I’m sure Bush doesn’t just write off the dead in New York as ‚collateral damage‘, so how could he justify the possibility of innocent civilians dying elsewhere, ie Afghanistan?
I will never condone violence. But in the case of the superpower that is the US, what all of us are obviously more worried about than ‚a few dead civilians in some remote middle-eastern country‘ are the far-reaching implications for the entire world. Gulf War #2, or World War III? It doesn’t really matter - it’s perfectly clear that in any retaliatory action by the US many more people will lose their lives than did today in New York. And it certainly won’t bring peace to the Middle East.
The (not so very new) idea being that ‚fighting for peace‘ is a contradiction in terms.
Please don’t get me wrong - I’m in shock, just like anybody else here, at what happened today. And my thoughts are with everybody in the US, including a handful of friends of mine in New York. But I think Bush’s record so far makes it pretty clear that peace-brokering isn’t exactly a strong skill of his. And that’s why at least the near future looks pretty bleak on a world-wide scale. Bush may very well use this terrible incident as an ‚excuse‘ to take it out on what he (and, incidentally, Israel) call ‚rogue states‘, ie those who don’t cooperate with the States of the Western World.
I’m starting to ramble, so let me leave it at that.

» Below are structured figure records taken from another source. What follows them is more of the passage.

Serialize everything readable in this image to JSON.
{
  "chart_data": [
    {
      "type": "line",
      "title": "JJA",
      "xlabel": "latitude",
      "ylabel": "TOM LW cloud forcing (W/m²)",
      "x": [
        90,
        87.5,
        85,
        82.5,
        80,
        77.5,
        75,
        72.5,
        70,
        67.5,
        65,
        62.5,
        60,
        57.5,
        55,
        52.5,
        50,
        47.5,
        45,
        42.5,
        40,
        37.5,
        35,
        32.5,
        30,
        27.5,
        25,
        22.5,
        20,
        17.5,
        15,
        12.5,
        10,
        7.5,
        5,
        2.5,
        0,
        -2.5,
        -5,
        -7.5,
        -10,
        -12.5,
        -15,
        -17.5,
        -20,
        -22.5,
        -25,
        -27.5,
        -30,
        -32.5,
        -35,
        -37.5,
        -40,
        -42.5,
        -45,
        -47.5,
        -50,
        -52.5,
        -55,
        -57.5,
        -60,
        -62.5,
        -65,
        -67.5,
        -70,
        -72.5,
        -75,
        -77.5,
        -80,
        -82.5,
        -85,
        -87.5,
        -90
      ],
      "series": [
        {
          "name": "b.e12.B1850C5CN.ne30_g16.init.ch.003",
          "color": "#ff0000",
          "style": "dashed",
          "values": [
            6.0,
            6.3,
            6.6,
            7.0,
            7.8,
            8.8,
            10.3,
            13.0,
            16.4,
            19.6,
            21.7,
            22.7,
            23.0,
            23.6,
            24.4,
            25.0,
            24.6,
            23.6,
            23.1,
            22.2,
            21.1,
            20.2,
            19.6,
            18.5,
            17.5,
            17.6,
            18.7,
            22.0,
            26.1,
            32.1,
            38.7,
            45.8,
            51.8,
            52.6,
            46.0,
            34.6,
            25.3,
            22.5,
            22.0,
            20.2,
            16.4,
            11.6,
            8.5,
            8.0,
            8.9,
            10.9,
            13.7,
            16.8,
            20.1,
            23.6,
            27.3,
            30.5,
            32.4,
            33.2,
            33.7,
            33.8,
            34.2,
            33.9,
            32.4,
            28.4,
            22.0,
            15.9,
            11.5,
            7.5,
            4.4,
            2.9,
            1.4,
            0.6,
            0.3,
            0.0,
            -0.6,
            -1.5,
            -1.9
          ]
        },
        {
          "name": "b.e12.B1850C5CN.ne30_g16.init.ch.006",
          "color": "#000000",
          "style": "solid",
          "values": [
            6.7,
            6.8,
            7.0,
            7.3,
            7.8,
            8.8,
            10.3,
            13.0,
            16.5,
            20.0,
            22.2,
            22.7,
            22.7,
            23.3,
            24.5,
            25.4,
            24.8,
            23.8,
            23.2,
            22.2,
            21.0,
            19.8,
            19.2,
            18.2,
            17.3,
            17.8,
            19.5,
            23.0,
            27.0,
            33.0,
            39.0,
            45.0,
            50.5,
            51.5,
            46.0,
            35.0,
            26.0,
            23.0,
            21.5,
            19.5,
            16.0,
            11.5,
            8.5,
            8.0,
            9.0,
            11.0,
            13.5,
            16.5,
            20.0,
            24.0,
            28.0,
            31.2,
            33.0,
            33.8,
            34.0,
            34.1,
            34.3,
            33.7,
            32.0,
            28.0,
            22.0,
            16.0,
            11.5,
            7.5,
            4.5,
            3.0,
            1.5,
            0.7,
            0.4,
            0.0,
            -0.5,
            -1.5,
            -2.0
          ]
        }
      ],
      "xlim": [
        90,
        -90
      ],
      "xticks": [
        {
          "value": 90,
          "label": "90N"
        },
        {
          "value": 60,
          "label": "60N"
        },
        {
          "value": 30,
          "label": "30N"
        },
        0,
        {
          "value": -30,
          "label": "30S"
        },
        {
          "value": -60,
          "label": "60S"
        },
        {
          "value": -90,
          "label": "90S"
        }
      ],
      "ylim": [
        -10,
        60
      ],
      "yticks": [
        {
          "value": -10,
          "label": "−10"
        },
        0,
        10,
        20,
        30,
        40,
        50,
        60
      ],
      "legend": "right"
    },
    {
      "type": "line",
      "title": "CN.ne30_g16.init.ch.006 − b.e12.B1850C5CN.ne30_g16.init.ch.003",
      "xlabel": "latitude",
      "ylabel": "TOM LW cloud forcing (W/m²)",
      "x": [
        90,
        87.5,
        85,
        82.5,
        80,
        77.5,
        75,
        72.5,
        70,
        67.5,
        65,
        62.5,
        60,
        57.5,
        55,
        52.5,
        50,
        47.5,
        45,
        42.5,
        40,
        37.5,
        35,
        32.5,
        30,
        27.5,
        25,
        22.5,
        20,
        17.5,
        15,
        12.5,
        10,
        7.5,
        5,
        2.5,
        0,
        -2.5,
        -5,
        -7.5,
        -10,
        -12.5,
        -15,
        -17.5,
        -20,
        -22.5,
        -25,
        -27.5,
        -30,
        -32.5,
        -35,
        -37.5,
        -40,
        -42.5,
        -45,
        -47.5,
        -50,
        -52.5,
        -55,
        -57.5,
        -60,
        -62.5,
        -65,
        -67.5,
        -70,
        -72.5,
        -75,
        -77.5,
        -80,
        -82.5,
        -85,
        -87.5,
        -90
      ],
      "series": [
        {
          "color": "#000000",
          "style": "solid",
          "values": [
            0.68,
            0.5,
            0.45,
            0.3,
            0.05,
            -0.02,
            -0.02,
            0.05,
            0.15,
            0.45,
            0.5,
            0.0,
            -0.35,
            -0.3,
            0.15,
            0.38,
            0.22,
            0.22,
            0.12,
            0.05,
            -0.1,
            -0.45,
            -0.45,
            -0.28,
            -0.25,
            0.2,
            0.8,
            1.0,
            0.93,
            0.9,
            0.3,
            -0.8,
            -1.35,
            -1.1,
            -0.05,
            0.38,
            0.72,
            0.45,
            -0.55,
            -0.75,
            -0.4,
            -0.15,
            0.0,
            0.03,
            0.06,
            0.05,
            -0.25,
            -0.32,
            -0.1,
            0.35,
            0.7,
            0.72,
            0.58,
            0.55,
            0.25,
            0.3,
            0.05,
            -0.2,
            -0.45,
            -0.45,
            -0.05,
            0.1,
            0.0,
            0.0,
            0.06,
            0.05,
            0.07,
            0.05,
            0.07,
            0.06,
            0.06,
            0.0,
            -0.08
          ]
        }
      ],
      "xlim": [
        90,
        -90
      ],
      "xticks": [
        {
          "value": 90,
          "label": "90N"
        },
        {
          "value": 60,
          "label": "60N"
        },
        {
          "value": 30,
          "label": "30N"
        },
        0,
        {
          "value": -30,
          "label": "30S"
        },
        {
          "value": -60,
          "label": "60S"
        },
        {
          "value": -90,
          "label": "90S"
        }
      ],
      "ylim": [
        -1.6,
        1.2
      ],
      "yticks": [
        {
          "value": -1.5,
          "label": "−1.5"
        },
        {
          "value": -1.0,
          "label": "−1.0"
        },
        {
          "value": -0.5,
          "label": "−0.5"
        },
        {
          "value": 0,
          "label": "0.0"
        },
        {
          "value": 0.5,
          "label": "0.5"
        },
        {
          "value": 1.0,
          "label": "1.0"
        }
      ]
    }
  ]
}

Greetings from Dublin from a very shaken woman,
Isabel
Dear Isabel
In Switzerland we are shocked and terrified about the things
happened in New York and in Washington. We have not yet heared
exact details about bombing of Kabul. It would be a new spiral
of violence and the next „eye for eye“ would be programmed.
We still hope, that human intelligence should be able to stop
all this violence.
But it will be a long way back to survival the point we reached
yesterday.
We have to pray for peace and to do everything to make the world
better, more legal and justifiying for everybody and with more
tolerance against all the strange we fair.
Sorry my English, my language is German. Bernhard
Liebe Isabel,
I am tired of English, so I will answer in German ;o)
Ich bin im Moment in den USA und bekomme das ganze „hautnah“ mit - und Du hast genau das geschrieben, was ich fuehle: Angst vor einem „Vergeltungsschlag“. Bush’s Rede war schrecklich, aber zu erwarten - und sie entsprach der Stimmung in einigen Chatrooms, in denen ich mich gestern aufgehalten habe. Im „richtigen Leben“ ueberwogen gestern noch Unglaeubigkeit und Entsetzen, ich habe keine Racheschwuere gehoert. Ich befuerchte aber sehr, dass sich das aendern wird - und auch ich bin der Meinung, dass Bush das nicht „auf sich sitzen lassen“ wird. Irgendwie hoffe ich, dass man nie rausfindet, wer das getan hat. Auf der anderen Seite bin ich mir nicht so sicher, dass das eine neue Katastrophe verhindern wuerde - vielleicht zerbomben sie Afghanistan dann als Ausweichopfer oder so.
Ich bin unglaublich traurig und schockiert ueber das, was passiert ist, aber viel schlimmer ist die Angst vor dem, was noch kommen mag.